The date was at the heart of speculation in the British political microcosm, it is now known. The British general election, which aims to elect members of the House of Commons, will take place on July 4, 2024, Rishi Sunak, the British Conservative Prime Minister, announced on Wednesday May 22. The head of government had until January 2025 to call these elections but ultimately opted for an early vote.
On the steps of 10 Downing Street, the official residence of the British Prime Minister, Rishi Sunak opened his address by declaring that the United Kingdom had, over the past five years, gone through “[its] most difficult period” since the Second World War, recalling the Covid-19 pandemic, the economic difficulties faced by the British and Russia’s invasion of Ukraine. Then to rule that “the time has come for the United Kingdom to choose its future” and to announce the dissolution of Parliament and the holding of the general election on July 4.
Mr Sunak also attacked the Labor opposition, which is leading in the polls. “I am guided by what is good for our country, not what is easy. “I can’t say the same about the Labor Party because I don’t know what they’re proposing,” before targeting its leader, Keir Starmer, who “has shown time and time again that he’s taking the easy way out and he would do anything to get into power,” according to the British prime minister. At the same time, Mr Starmer posted a video on X criticizing the record of Conservative governments and using the slogan “Change”.
Until now, Rishi Sunak had limited himself to talking about elections “in the second half”, but faced with disastrous polls for the Tories, pressure was growing on the head of government to call voters to the polls.
The polls give Labour, positioned on the center left, around 45% of voting intentions, far ahead of the conservatives – who have 344 elected officials for a majority of 326 seats –, relegated to between 20% and 25%, and the anti -immigration and anti-climate policies Reform UK (12%). With a simple first-past-the-post voting system in the UK’s 650 constituencies, such results would translate into a large majority for Labour.

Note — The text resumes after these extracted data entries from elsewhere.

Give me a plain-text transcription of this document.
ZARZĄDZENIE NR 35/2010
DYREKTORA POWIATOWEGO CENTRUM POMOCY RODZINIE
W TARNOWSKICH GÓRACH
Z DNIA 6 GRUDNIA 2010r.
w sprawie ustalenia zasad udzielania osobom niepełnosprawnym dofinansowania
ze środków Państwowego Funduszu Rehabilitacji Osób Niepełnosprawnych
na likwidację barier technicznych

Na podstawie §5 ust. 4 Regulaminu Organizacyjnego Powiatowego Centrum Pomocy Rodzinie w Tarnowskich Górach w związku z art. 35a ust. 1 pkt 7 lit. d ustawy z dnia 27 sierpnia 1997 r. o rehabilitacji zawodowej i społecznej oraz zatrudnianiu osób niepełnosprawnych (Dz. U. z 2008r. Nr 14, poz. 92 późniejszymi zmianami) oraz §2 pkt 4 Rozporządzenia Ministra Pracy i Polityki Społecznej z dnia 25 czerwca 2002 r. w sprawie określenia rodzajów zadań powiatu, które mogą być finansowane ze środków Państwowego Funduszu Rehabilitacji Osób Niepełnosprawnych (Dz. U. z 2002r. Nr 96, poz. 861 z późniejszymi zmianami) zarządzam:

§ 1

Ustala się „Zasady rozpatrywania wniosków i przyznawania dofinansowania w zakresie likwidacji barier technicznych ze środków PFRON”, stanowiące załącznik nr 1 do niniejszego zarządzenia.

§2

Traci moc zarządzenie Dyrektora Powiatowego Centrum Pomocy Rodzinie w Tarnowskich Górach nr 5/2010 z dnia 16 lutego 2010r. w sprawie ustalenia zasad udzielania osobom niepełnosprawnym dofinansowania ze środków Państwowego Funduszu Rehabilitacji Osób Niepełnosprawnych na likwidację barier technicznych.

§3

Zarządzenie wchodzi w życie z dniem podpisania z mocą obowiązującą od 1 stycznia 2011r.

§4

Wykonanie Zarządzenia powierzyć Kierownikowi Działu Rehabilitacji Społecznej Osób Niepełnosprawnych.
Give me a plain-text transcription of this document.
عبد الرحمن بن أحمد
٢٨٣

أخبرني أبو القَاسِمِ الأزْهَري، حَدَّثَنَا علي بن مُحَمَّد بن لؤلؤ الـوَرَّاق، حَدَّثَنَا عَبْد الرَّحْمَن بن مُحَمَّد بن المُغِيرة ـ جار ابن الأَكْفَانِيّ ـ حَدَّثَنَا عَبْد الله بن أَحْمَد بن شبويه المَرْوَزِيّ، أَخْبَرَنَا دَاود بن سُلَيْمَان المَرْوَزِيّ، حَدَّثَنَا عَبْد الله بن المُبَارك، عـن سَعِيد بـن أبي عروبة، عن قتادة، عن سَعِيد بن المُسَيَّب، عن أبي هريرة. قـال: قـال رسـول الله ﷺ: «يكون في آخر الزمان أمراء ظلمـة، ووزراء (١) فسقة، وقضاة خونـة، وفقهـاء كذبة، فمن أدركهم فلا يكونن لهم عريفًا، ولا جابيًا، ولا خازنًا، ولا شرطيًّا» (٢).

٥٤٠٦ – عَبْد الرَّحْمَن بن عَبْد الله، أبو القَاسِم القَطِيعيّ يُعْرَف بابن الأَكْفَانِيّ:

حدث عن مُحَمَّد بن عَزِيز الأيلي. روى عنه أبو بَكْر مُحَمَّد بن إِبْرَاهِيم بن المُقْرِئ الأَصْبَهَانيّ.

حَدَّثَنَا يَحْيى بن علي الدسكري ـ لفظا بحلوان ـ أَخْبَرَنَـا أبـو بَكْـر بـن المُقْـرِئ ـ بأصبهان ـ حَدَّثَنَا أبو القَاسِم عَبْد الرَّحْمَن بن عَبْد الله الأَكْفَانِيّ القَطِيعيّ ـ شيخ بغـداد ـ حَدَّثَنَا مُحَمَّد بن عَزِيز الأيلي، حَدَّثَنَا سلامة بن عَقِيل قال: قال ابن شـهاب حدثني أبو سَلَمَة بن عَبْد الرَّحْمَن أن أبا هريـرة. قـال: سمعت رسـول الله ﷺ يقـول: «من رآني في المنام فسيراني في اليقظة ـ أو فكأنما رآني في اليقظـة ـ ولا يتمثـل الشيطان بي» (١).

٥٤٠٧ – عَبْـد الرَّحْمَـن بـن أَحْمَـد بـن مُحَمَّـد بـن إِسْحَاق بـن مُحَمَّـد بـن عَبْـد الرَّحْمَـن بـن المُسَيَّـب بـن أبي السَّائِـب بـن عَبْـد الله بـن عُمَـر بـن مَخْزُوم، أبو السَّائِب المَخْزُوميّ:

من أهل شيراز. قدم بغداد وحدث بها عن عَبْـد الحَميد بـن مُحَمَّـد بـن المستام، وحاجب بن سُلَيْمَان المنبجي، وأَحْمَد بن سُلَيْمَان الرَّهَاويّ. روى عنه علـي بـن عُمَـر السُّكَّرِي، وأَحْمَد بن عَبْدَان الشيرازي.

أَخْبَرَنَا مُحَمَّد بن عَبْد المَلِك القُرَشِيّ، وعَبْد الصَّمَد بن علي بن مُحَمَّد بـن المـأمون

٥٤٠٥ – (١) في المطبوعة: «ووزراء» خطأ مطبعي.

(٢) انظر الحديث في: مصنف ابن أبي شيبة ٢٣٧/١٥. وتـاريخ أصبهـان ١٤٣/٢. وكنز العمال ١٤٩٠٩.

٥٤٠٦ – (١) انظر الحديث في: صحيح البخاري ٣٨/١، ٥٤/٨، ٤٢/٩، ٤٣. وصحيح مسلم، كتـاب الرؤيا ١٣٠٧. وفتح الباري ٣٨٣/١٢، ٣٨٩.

For the Tories, whom Boris Johnson led to a historic victory in 2019, the predictions are cataclysmic. More than 60 Conservative MPs out of 344 have already given up on running, including party heavyweights. Even in Scotland, the separatists, all powerful in recent years, are now left behind in the polls by Labor.
A mandate marked by a series of crises
Chosen by his party’s MPs in October 2022, Rishi Sunak was supposed to embody with his past as an investment banker and hard-working finance minister the return of seriousness after the scandals of the Boris Johnson era and the quasi-financial crisis caused by Liz Truss’s 49 days in power.
But his mandate has turned into a cross, with the British seeming exhausted by the decline in purchasing power over the last two years, the decline of public services – especially the health system, which is running out of steam – and the rise in unemployment rates. interest or even the housing crisis. Not to mention the rifts in the majority, where internal struggles were openly displayed.
Rishi Sunak has shown himself incapable of redressing the situation despite his repeated attempts to revive himself, to display his authority or to seduce his base with projects such as that aimed at sending asylum seekers to Rwanda. In mid-May, he tried to pose as a security guard in a very electoral speech, saying he was “convinced that the next few years will be among the most dangerous”, without convincing.
For his part, Keir Starmer, elected head of his party in 2020 following the very left-wing Jeremy Corbyn, has methodically refocused Labor. He worked to build an image of a competent and serious leader, prudent on the economic and financial level, and firm on security and migration issues. This strategy seems to have paid off: a YouGov poll shows Rishi Sunak at rock bottom with 71% unfavorable opinions and voters seeing him as incompetent, weak, indecisive.
Failure of the Tories in local elections
Keir Starmer, with 51% unfavorable views, is the least unpopular politician in the UK, Labor is seen by respondents as being better placed than the Tories to handle all issues except defence, including taxation, immigration or security which are traditionally the favorite areas of conservatives. “End the chaos with Labor,” summarized Keir Starmer, launching his priorities for the elections in mid-May.
The last electoral test before this major vote was not favorable to the Tories. The results of the local elections, which took place in early May in England, demonstrated the Conservatives’ loss of momentum, as reflected in the polls, by losing nearly 500 municipal councilor positions across the country. The result has been all the more alarming for the party that has been in power for fourteen years as it is in decline everywhere, even in the traditionally “blue” lands of southern England.
Rishi Sunak was unable to avoid the disintegration of the British Conservatives despite his efforts to regain credibility, after the scandals of the Boris Johnson era and the failed mandate of Liz Truss.